My best example of this happens every day, with my wife and children. I spend a lot of time looking into the eyes of my family hoping to not see an emotion from my past. More times than not I see exactly what I do not want to see. Pain, confusion and longing for more and the battle begins to not personalize it and think “yep, I’m the issue” as so many of us do.
Looking back in history of humanity there has always been the exact same emotions as today. Looking all the way back to the days of Jesus men and women have struggled with the exact same hurts we deal with today. It is no coincidence that we see the same failures over and over as we pass them onto our children and them to their children.
A couple weeks ago my wife and I attended an amazing marriage transforming conference that has set in motion our renewal of our vision for our marriage as well as many other areas we were stuck in. During one of the exercises we were asked to sit back to back with our spouse as we began to hear the soft voice of the conference leader speaking, she asked us to close our eyes. First thought for me was” thank God” I won’t have to look into her eyes right now. As she continued to speak she asked us to picture our partner’s lips, to imagine their nose, their hair, to smell their skin. Then she said it, I want you to imagine their eyes, look deep into their eyes and now I want you to think of what you would do if you never saw them again. Let me tell you, I broke down, not the tear in the eye break down, I’m talking about the sniffles and wet shirt break down. All the emotion I have been suppressing for so long all came to the surface at that moment and my heart broke for what we have become.

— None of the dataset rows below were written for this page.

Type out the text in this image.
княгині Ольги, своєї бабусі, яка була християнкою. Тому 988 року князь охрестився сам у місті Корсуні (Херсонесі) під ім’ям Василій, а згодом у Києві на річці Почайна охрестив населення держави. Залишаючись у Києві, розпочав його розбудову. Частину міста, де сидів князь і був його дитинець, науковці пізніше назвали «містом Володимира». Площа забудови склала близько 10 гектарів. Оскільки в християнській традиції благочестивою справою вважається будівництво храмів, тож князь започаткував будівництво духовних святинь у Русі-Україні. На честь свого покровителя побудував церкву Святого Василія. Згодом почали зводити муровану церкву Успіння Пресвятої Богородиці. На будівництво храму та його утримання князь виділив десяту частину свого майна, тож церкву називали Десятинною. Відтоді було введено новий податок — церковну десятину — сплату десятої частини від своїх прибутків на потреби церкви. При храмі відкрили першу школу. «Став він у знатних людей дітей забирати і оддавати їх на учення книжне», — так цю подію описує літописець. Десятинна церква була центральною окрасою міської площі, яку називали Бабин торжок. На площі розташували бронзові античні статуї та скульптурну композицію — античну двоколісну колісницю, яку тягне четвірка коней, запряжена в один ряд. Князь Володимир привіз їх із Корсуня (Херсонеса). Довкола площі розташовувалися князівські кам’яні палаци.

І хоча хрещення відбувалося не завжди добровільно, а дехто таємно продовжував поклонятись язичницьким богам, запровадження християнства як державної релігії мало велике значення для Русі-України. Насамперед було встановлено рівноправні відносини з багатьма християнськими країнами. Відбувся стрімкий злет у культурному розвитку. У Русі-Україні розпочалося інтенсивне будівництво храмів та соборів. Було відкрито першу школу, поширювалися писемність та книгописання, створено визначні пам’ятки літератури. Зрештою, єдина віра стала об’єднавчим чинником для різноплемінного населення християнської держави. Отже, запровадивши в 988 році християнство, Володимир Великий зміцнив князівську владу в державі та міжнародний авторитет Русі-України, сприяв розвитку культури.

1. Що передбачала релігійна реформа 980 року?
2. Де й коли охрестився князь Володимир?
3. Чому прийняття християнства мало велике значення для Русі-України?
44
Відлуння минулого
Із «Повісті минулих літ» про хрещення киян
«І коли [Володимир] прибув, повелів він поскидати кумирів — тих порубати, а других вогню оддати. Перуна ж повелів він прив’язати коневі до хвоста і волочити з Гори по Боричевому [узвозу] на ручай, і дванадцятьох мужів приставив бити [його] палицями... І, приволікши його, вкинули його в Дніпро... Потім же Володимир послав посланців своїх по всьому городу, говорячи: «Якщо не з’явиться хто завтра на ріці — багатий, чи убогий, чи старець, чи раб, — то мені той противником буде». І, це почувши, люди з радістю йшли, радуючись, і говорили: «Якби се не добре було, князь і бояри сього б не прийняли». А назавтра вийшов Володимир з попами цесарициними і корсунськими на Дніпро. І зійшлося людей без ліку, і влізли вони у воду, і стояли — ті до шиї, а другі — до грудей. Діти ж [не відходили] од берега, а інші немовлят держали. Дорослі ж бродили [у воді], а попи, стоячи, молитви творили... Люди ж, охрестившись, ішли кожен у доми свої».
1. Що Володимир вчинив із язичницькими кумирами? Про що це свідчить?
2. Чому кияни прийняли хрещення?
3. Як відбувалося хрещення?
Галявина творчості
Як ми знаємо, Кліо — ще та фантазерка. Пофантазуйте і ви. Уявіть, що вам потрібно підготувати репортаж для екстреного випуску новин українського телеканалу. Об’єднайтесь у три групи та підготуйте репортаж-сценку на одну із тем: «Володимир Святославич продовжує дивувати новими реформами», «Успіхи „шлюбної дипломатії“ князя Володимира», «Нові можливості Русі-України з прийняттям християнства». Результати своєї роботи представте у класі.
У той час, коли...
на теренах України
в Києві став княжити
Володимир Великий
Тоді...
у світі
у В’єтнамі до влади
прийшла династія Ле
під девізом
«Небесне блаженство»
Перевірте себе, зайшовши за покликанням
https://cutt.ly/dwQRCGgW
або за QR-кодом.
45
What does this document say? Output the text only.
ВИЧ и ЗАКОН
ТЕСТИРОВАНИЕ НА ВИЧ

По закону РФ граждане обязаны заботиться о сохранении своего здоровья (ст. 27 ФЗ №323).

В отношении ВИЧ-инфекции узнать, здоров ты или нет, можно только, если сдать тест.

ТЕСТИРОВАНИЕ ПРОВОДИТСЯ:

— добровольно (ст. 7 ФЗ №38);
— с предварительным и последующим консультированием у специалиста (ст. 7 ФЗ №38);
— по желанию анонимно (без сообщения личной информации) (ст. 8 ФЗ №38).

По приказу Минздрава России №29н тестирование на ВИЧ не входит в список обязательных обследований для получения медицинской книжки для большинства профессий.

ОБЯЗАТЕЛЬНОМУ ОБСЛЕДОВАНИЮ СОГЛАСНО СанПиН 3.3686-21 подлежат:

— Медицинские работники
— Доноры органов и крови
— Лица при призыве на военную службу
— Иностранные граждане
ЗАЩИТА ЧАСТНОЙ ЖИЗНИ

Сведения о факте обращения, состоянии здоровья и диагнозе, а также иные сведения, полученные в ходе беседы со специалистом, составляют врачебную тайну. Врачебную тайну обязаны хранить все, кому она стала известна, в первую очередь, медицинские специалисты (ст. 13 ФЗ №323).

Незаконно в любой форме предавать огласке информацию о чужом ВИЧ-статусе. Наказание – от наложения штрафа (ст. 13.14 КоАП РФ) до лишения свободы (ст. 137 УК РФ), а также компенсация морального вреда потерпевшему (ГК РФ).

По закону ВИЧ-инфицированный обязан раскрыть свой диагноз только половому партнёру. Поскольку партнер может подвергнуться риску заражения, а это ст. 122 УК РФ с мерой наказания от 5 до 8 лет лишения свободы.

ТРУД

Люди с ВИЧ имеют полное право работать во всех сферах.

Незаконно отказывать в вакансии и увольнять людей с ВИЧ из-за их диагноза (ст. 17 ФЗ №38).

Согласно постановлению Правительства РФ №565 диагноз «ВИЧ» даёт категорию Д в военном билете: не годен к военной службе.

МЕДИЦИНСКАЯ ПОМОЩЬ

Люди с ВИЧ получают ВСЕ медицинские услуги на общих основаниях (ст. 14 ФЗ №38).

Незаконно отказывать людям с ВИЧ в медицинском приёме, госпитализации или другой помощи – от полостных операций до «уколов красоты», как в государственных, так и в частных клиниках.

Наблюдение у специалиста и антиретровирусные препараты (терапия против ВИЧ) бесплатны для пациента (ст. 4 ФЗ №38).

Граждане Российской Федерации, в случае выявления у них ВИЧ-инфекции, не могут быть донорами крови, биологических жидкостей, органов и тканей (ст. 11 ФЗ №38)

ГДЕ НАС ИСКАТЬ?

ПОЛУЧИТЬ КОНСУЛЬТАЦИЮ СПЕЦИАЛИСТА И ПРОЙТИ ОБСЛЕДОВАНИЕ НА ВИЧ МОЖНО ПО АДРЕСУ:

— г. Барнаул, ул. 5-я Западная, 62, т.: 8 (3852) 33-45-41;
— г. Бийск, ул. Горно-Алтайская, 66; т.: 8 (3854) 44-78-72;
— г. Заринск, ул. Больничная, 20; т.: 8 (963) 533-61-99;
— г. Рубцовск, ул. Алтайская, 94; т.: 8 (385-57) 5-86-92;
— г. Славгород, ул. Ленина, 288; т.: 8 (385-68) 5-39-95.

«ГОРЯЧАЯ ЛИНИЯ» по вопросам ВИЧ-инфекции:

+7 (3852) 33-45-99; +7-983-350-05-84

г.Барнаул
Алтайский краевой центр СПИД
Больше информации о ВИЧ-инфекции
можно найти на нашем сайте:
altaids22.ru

People that know me will tell you I do not make eye contact to this day. It has been said that the eyes are the windows to the soul, I’m telling you I believe that and struggle with the balance of mind vs heart with this gift of empathy. My first instinct is to personalize it and think “what part have I had in their pain” and I’m finding that the only task that is covered by doing that is removing the gift for what it is intended for, human connection. Today I am hoping that our eyes remain empty of the tears of pain and filled with the joy of what we share and learn from one another. Today I am learning to master the gift I have been blessed with as my daughters face life and my wife and I learn to dance again.